The Maths behind Neural Networks

Alex Punnen
© All Rights Reserved

Chapter 1

The simplest Neural Network - Perceptron using Vectors and Dot Products

The aim of this set of articles is to unravel the mathematical concepts used in Deep Learning in as simple a way.

Deep Learning is about neural networks and their structures and designs; and training those networks.

Even the most complex Neural network is based on vectors, matrices and using the concept of cost function and algorithms like gradient descent to find a reduced cost; and then propagating the cost back to all constituents of the network proportionally via a method called back-propagation.

Have you held an integrated circuit or chip in hand or seen.
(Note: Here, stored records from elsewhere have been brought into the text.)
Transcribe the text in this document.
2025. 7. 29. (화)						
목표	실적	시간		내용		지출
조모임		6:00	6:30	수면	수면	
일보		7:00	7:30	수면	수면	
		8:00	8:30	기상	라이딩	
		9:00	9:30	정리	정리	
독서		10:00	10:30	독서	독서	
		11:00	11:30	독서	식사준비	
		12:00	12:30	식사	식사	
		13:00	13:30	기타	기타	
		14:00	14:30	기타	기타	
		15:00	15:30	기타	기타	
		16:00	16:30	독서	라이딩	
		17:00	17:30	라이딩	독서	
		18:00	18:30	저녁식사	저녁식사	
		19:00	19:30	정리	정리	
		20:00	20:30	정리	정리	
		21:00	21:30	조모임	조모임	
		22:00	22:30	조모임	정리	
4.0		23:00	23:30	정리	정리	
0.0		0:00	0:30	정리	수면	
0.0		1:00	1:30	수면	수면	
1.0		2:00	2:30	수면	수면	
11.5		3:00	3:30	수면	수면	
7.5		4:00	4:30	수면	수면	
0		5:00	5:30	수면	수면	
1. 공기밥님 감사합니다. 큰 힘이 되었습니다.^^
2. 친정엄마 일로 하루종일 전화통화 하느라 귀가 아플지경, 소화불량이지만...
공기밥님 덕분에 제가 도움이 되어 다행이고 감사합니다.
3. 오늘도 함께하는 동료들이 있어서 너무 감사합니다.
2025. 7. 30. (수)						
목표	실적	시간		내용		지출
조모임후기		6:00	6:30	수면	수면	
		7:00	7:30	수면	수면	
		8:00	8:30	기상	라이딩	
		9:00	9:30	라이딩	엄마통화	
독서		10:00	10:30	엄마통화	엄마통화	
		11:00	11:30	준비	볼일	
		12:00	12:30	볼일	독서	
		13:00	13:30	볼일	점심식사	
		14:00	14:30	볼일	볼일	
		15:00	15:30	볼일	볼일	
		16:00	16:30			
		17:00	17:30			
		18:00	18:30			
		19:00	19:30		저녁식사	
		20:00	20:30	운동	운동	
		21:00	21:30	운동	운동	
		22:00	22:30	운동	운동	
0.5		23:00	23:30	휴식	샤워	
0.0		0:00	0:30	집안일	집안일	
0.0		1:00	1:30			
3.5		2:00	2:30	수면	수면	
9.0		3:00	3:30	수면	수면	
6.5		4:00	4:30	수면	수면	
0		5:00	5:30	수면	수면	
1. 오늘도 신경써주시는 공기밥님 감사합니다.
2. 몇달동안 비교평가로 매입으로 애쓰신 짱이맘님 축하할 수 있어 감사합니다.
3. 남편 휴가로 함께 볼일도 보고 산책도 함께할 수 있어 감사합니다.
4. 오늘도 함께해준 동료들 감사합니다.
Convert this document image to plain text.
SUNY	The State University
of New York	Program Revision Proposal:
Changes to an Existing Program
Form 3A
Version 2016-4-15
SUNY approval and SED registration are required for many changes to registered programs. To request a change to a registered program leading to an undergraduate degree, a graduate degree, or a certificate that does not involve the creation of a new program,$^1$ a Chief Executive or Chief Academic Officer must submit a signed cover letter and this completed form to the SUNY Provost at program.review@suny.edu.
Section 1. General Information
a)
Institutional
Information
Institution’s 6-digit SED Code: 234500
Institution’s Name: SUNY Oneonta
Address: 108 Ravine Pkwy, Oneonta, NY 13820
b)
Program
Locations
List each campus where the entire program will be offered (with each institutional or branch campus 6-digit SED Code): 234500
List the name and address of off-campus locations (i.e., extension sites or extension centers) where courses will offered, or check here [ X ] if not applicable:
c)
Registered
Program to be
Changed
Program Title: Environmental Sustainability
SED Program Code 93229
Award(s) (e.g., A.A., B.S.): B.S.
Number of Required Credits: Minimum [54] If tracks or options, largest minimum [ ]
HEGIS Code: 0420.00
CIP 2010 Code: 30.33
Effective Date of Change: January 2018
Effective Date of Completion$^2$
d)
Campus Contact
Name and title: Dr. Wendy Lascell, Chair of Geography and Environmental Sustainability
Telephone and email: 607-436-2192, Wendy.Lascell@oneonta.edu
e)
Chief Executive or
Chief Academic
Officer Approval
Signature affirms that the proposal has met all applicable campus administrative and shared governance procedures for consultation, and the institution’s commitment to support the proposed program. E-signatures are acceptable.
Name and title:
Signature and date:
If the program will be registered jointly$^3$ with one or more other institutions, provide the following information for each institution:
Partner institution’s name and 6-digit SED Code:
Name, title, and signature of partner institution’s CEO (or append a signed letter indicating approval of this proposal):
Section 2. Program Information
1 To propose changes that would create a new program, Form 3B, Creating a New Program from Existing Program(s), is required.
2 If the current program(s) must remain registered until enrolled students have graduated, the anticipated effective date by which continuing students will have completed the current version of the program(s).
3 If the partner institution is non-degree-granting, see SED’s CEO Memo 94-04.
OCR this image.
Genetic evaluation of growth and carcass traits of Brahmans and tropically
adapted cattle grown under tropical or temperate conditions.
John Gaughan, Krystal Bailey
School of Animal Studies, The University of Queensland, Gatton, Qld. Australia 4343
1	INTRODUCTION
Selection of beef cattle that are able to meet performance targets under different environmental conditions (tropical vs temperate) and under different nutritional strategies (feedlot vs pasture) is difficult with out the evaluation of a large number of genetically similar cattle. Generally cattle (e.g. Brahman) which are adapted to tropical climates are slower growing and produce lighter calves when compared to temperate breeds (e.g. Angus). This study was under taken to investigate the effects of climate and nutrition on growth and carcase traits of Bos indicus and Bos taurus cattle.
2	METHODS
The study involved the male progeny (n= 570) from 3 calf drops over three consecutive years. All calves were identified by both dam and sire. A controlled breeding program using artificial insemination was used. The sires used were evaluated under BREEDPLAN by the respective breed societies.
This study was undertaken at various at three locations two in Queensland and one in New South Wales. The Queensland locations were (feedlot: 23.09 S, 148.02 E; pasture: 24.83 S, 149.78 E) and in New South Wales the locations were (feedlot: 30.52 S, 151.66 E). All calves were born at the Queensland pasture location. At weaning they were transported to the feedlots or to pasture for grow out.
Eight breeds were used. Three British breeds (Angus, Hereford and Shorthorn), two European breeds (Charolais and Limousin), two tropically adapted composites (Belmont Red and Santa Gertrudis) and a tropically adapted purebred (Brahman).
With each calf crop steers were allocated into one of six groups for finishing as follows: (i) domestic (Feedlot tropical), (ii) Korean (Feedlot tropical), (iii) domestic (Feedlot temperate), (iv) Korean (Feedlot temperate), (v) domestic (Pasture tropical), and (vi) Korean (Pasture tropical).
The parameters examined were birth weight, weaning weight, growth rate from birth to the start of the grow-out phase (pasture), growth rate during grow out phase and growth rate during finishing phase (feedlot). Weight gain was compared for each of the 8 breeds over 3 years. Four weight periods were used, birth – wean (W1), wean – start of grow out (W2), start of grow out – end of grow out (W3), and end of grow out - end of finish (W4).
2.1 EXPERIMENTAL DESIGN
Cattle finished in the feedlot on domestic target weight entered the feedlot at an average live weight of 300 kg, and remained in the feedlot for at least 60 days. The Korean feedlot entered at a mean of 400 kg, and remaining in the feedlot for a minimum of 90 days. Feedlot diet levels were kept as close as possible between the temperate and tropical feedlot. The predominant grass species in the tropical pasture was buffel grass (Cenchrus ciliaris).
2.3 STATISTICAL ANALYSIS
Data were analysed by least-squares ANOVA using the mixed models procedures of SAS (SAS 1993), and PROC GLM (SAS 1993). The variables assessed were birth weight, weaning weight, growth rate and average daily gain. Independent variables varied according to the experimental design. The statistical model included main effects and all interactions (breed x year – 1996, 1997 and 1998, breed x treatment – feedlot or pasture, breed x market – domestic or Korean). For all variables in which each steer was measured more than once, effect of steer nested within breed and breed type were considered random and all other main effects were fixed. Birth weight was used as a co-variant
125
It looks overwhelmingly complex. But its base is the humble transistor and Boolean logic. To understand something complex we need to understand the simpler constituents.

The earliest neural network - the Rosenblatt’s Perceptron was the first to introduce the concept of using vectors and the property of vector dot product, to split hyperplanes of input feature vectors. These are the fundamentals that are still in used today.

First a short refresher.

Vectors

A vector is an object that has both a magnitude and a direction. Example Force and Velocity. Both have magnitude as well as direction.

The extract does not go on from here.